La guerre du président Joe Biden contre les combustibles fossiles a laissé l’Amérique dangereusement mal préparée à des crises comme l’invasion de l’Ukraine par la Russie, mais les dirigeants de New York ont ​​​​fait plus que leur part pour aggraver le problème. Maintenant Gov. Kathy Hochul espère encore livrer Suite douleur.

Commençons par l’interdiction de la fracturation hydraulique à New York, une méthode parfaitement sûre pour extraire le gaz naturel et le pétrole du schiste qui représente plus de la moitié de la production pétrolière américaine et les deux tiers de la production de gaz naturel. Les chercheurs de la Brookings Institution estiment que, d’ici 2040, les coûts du gaz naturel seraient 70 % plus élevés en l’absence de fracturation, mais qu’en réalité, cela augmentera le produit intérieur brut de 0,9 %.

New York est l’un des rares États à avoir imprudemment interdit le processus – bien que le Marcellus Shale contienne au moins 13 billions de pieds cubes de gaz, et le Utica Shale un autre filon mère. Cela n’a pas seulement privé les New-Yorkais, et les Américains en général, d’une précieuse source d’énergie ; cela a également porté un coup à l’économie de l’État, en particulier dans la région de la partie sud, où une grande partie du gaz attend d’être exploitée.

Pendant ce temps, de l’autre côté de la frontière, la Pennsylvanie profite des fruits de la fracturation hydraulique depuis des années : le pétrole et le gaz y soutiennent plus de 500 000 emplois, et l’industrie apporte 78 milliards de dollars à l’économie, rapporte l’American Petroleum Institute.

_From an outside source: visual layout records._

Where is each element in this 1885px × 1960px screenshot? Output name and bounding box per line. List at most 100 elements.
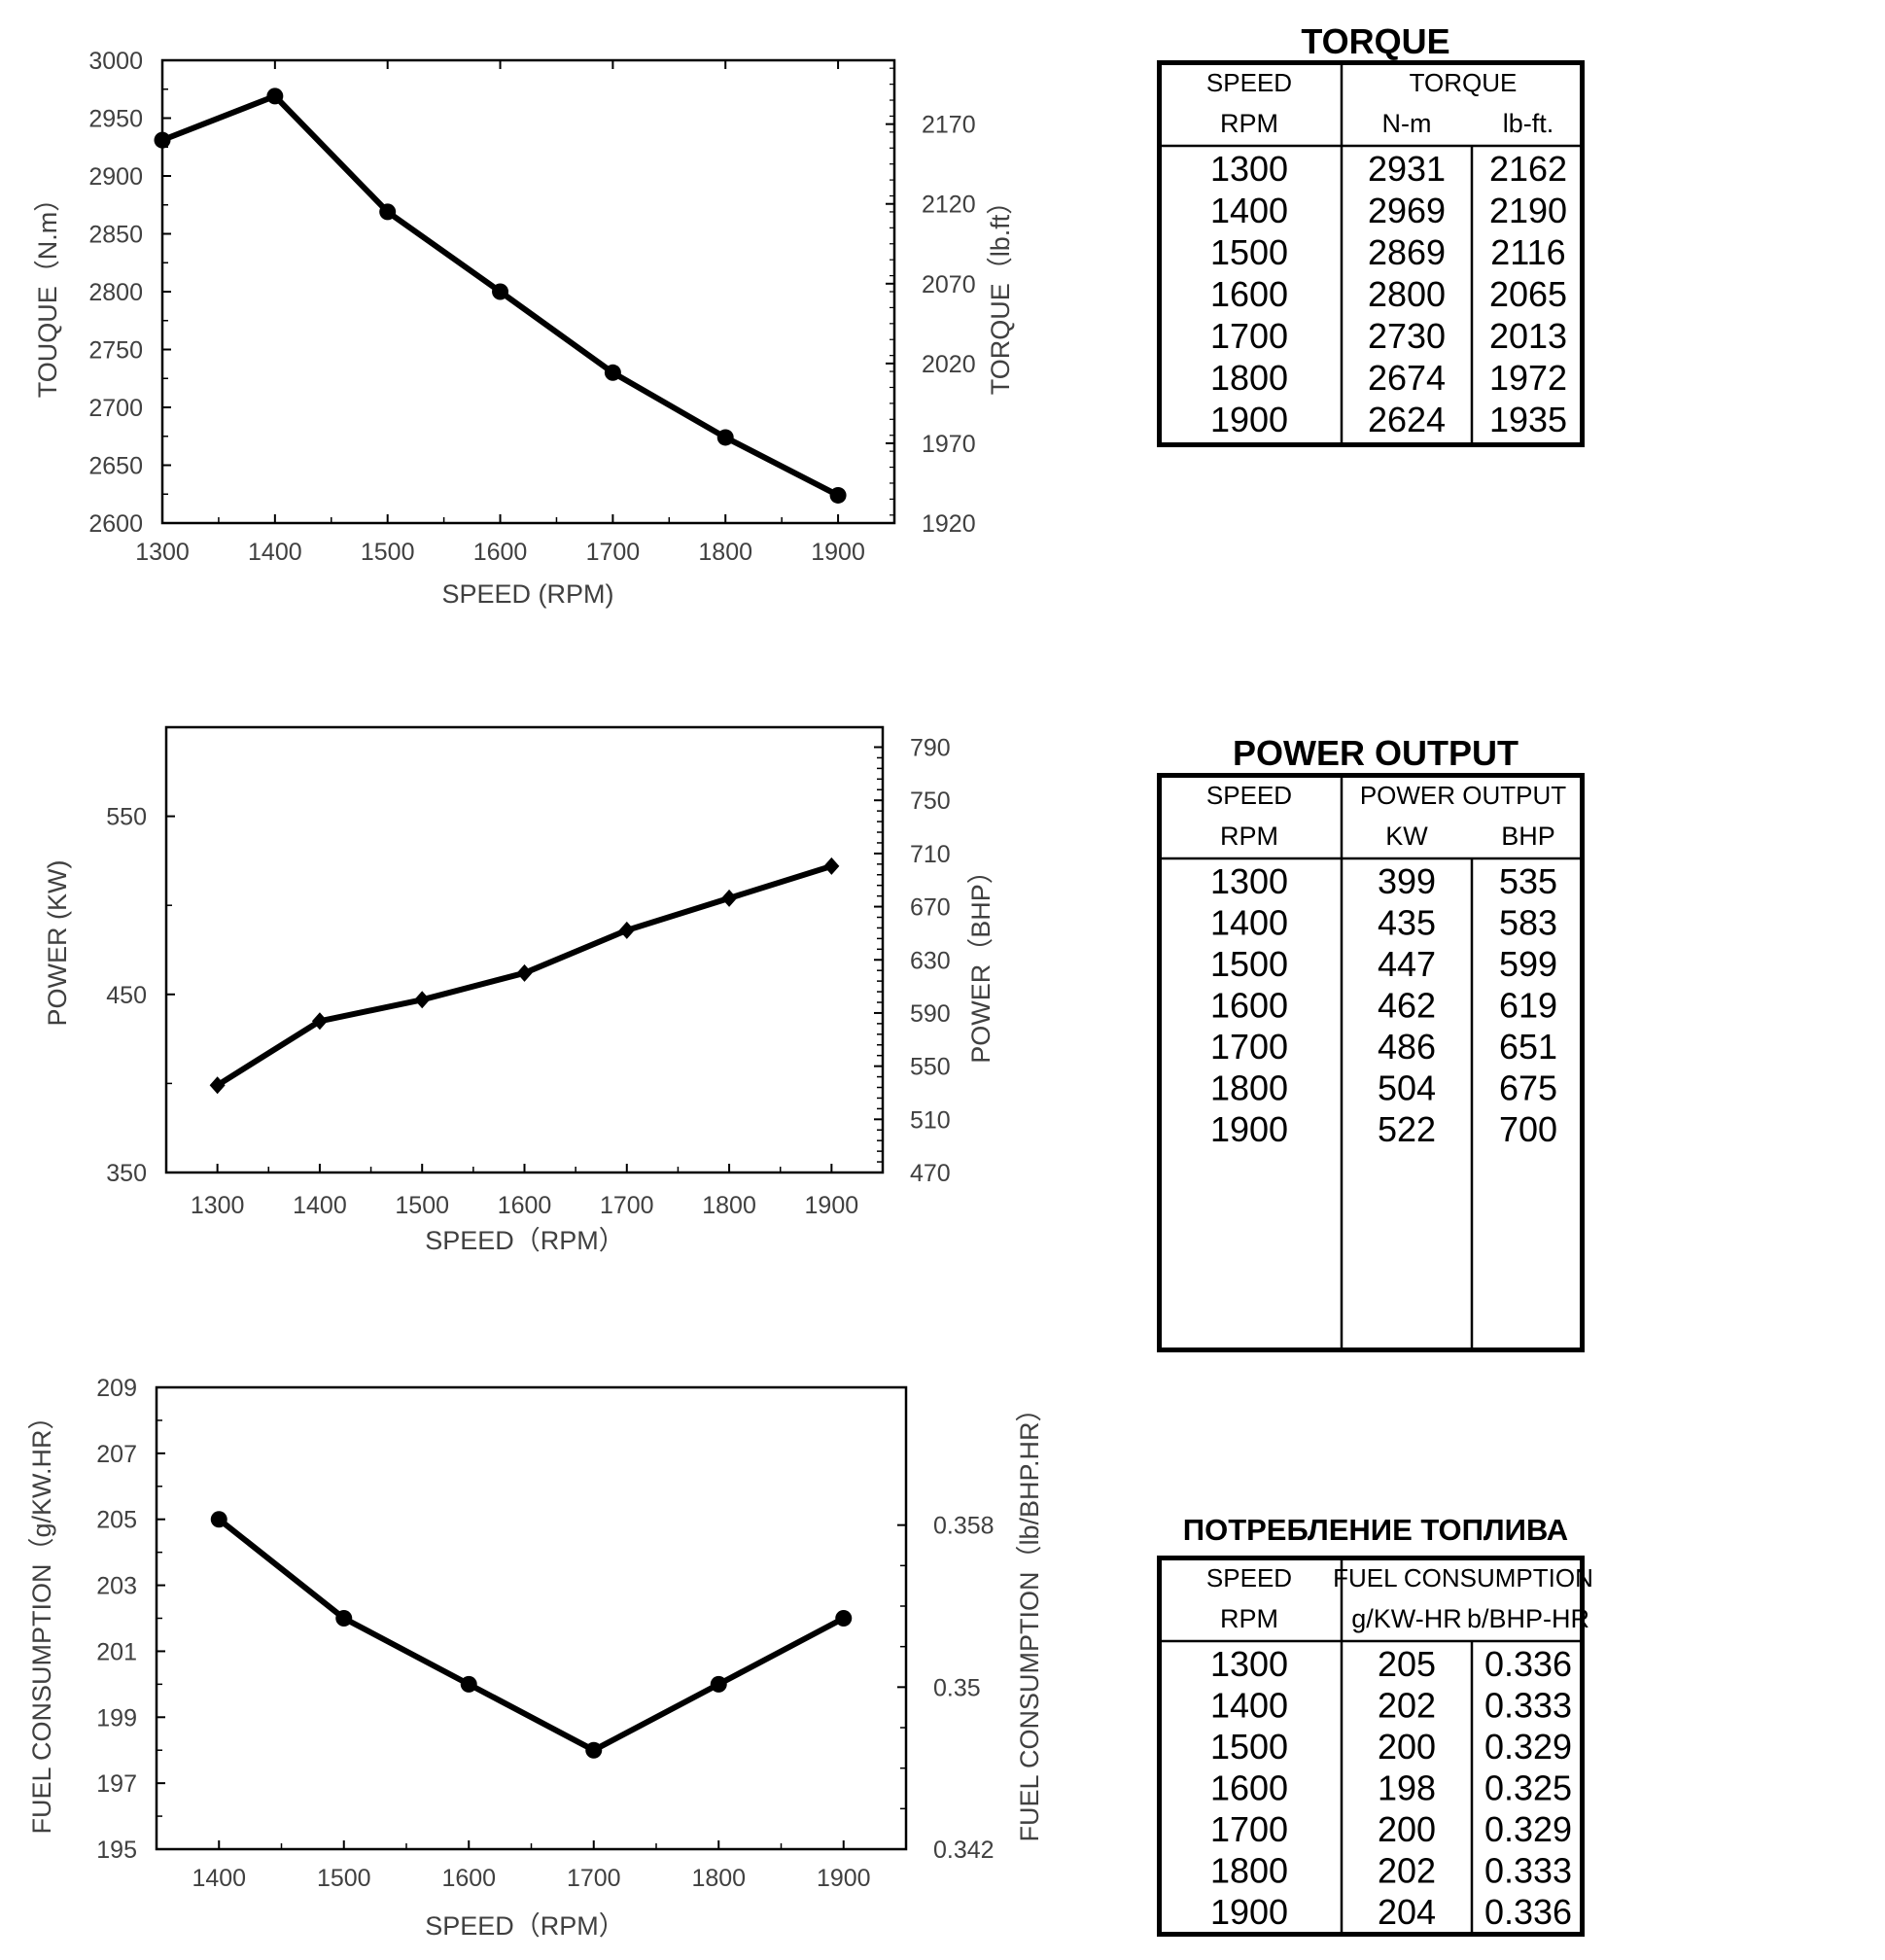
- plot-frame: [160, 58, 896, 525]
- header-group: POWER OUTPUT: [1360, 781, 1566, 810]
- y-tick-label: 2950: [88, 106, 143, 133]
- x-tick-label: 1900: [817, 1865, 871, 1892]
- data-point: [210, 1511, 227, 1528]
- cell-value-2: 1972: [1489, 358, 1567, 398]
- cell-value-1: 2674: [1368, 358, 1446, 398]
- cell-value-2: 2190: [1489, 191, 1567, 230]
- fuel-consumption-table: SPEED FUEL CONSUMPTION RPM g/KW-HR b/BHP-HR 1…: [1157, 1556, 1593, 1937]
- x-tick-label: 1700: [567, 1865, 621, 1892]
- y2-axis-title: TORQUE（lb.ft）: [986, 189, 1015, 396]
- x-tick-label: 1600: [498, 1192, 552, 1219]
- table-border: [1157, 60, 1585, 447]
- power-table-title: POWER OUTPUT: [1233, 733, 1518, 773]
- x-tick-label: 1400: [248, 539, 302, 566]
- cell-speed: 1400: [1210, 903, 1288, 943]
- x-tick-label: 1600: [473, 539, 528, 566]
- y-tick-label: 3000: [88, 48, 143, 75]
- y2-tick-label: 0.358: [933, 1513, 995, 1540]
- data-point: [710, 1675, 727, 1693]
- y-tick-label: 201: [96, 1638, 137, 1665]
- series-line: [217, 1517, 846, 1754]
- cell-value-2: 0.333: [1484, 1851, 1572, 1891]
- cell-value-2: 2116: [1490, 232, 1565, 272]
- cell-value-2: 0.329: [1484, 1727, 1572, 1767]
- cell-speed: 1900: [1210, 400, 1288, 439]
- y2-tick-label: 590: [910, 1000, 951, 1028]
- chart-3: 1400 1500 1600 1700 1800 1900 195 197 199 201 203 2…: [27, 1375, 1044, 1941]
- torque-table: SPEED TORQUE RPM N-m lb-ft. 1300 2931 2162 1400 2…: [1157, 60, 1585, 447]
- y-tick-label: 205: [96, 1507, 137, 1534]
- cell-speed: 1800: [1210, 1068, 1288, 1108]
- y-tick-label: 2700: [88, 395, 143, 422]
- header-speed: SPEED: [1206, 68, 1292, 97]
- x-tick-label: 1900: [811, 539, 865, 566]
- cell-value-2: 700: [1499, 1109, 1557, 1149]
- cell-value-2: 2013: [1489, 316, 1567, 356]
- y-tick-label: 2650: [88, 453, 143, 480]
- data-point: [823, 857, 840, 875]
- y2-tick-label: 1970: [922, 431, 976, 458]
- cell-speed: 1700: [1210, 1809, 1288, 1849]
- x-tick-label: 1700: [586, 539, 641, 566]
- y2-tick-label: 2170: [922, 112, 976, 139]
- cell-speed: 1600: [1210, 986, 1288, 1026]
- header-group: FUEL CONSUMPTION: [1333, 1563, 1593, 1592]
- y2-tick-label: 550: [910, 1054, 951, 1081]
- y-tick-label: 209: [96, 1375, 137, 1402]
- cell-value-2: 0.333: [1484, 1686, 1572, 1726]
- x-tick-label: 1500: [317, 1865, 371, 1892]
- data-point: [460, 1675, 477, 1693]
- y2-tick-label: 1920: [922, 510, 976, 538]
- cell-value-2: 619: [1499, 986, 1557, 1026]
- data-point: [209, 1076, 226, 1095]
- y2-tick-label: 710: [910, 841, 951, 868]
- cell-speed: 1700: [1210, 316, 1288, 356]
- y-tick-label: 2600: [88, 510, 143, 538]
- y-tick-label: 197: [96, 1770, 137, 1798]
- y-tick-label: 207: [96, 1441, 137, 1468]
- y2-tick-label: 2120: [922, 192, 976, 219]
- x-tick-label: 1900: [805, 1192, 859, 1219]
- cell-value-1: 202: [1378, 1851, 1436, 1891]
- x-tick-label: 1500: [395, 1192, 449, 1219]
- x-tick-label: 1500: [361, 539, 415, 566]
- header-rpm: RPM: [1220, 1604, 1278, 1633]
- y2-axis-title: POWER（BHP）: [966, 858, 995, 1064]
- cell-value-1: 204: [1378, 1892, 1436, 1932]
- data-point: [154, 131, 171, 149]
- header-speed: SPEED: [1206, 781, 1292, 810]
- y2-tick-label: 470: [910, 1160, 951, 1187]
- y-tick-label: 550: [106, 804, 147, 831]
- y2-tick-label: 750: [910, 788, 951, 815]
- cell-value-1: 447: [1378, 944, 1436, 984]
- cell-value-1: 399: [1378, 861, 1436, 901]
- x-tick-label: 1300: [191, 1192, 245, 1219]
- cell-value-2: 675: [1499, 1068, 1557, 1108]
- x-tick-label: 1800: [698, 539, 752, 566]
- cell-value-2: 0.336: [1484, 1644, 1572, 1684]
- y-tick-label: 2750: [88, 337, 143, 365]
- x-axis-title: SPEED（RPM）: [425, 1911, 625, 1941]
- y2-tick-label: 0.35: [933, 1674, 981, 1701]
- cell-speed: 1800: [1210, 1851, 1288, 1891]
- cell-value-1: 2969: [1368, 191, 1446, 230]
- cell-speed: 1400: [1210, 1686, 1288, 1726]
- y2-tick-label: 630: [910, 947, 951, 974]
- cell-speed: 1600: [1210, 274, 1288, 314]
- cell-value-1: 2931: [1368, 149, 1446, 189]
- data-point: [266, 88, 284, 105]
- cell-value-2: 1935: [1489, 400, 1567, 439]
- cell-value-1: 522: [1378, 1109, 1436, 1149]
- y-tick-label: 195: [96, 1837, 137, 1864]
- cell-value-1: 205: [1378, 1644, 1436, 1684]
- x-tick-label: 1300: [135, 539, 190, 566]
- y-tick-label: 450: [106, 982, 147, 1009]
- y-axis-title: FUEL CONSUMPTION（g/KW.HR）: [27, 1403, 56, 1834]
- header-group: TORQUE: [1410, 68, 1518, 97]
- y2-axis-title: FUEL CONSUMPTION（lb/BHP.HR）: [1015, 1395, 1044, 1841]
- x-axis-title: SPEED（RPM）: [425, 1226, 625, 1255]
- data-point: [414, 991, 431, 1009]
- data-point: [618, 921, 635, 939]
- header-unit-1: N-m: [1382, 109, 1432, 138]
- data-point: [311, 1012, 328, 1031]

New York a également supprimé les gazoducs, alors même que l’État importe presque tout le gaz qu’il consomme. Selon l’Energy Information Administration des États-Unis, 60 % des ménages de New York se chauffent au gaz naturel ; 40% de l’électricité provient de centrales électriques au gaz.

Plus: Alors-Gov. Andrew Cuomo a forcé la fermeture de la centrale nucléaire d’Indian Point (qui produisait l’électricité la plus respectueuse du climat connue de l’homme). Il a également fait adopter des lois qui fixent des objectifs totalement déconnectés pour l’État : d’ici 2030, 70 % de son jus doit provenir d’énergies renouvelables ; d’ici 2040, 100 %.

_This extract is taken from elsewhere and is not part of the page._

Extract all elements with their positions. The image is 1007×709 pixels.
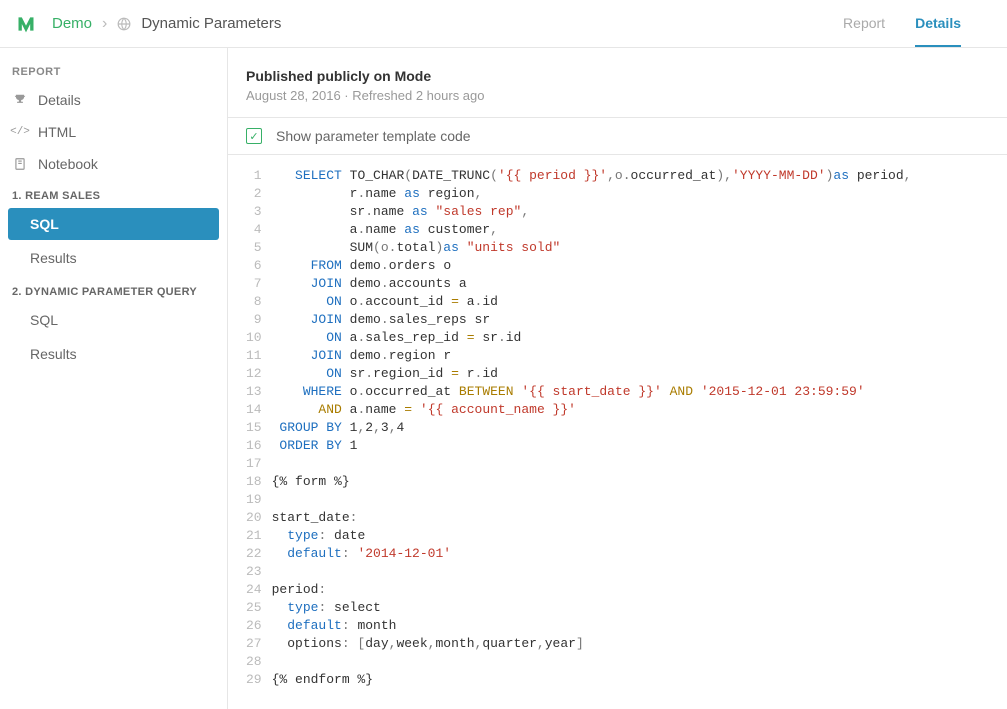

Cela n’arrivera pas : les énergies renouvelables représentent désormais moins de 10 % de la production énergétique de New York ; multiplier ce chiffre par huit au cours des huit prochaines années, ou par onze en 18, est tout à fait impossible. Mais poursuivre cette vision conduit à une politique terrible.

En décembre, sous la direction du maire de l’époque, Bill de Blasio, la ville a interdit l’utilisation des combustibles fossiles et les raccordements au gaz naturel dans les nouveaux bâtiments. Cela rendra les bâtiments plus chers, tout en déplaçant simplement l’utilisation du gaz vers les centrales électriques. Pire encore, comme le note l’expert en énergie Robert Bryce, cela augmentera les risques en mettant “tous nos œufs énergétiques dans un seul panier énergétique”. et servir d’impôt sur les pauvres et la classe moyenne.

Et Hochul veut appliquer cette politique dangereusement stupide à l’échelle de l’État. Elle a poussé à faire de New York le premier État à interdire les raccordements au gaz naturel et aux autres combustibles fossiles dans toutes les nouvelles constructions. Félicitations au président de l’Assemblée, Carl Heastie, pour l’avoir empêchée de l’inclure dans l’accord budgétaire qui vient d’être conclu.

Les alarmistes climatiques prétendent que toute cette douleur est nécessaire pour sauver la terre. Pourtant, quelle réduction des émissions mondiales les New-Yorkais peuvent-ils faire à eux seuls, d’autant plus que la Chine et l’Inde vomissent ? Le changement climatique ne représente pas non plus la menace existentielle immédiate pour l’humanité revendiquée par les extrémistes. Hélas, des politiciens comme Hochul et Biden se soucient davantage de plaire aux alarmistes que d’adopter des approches sensibles au nom des électeurs.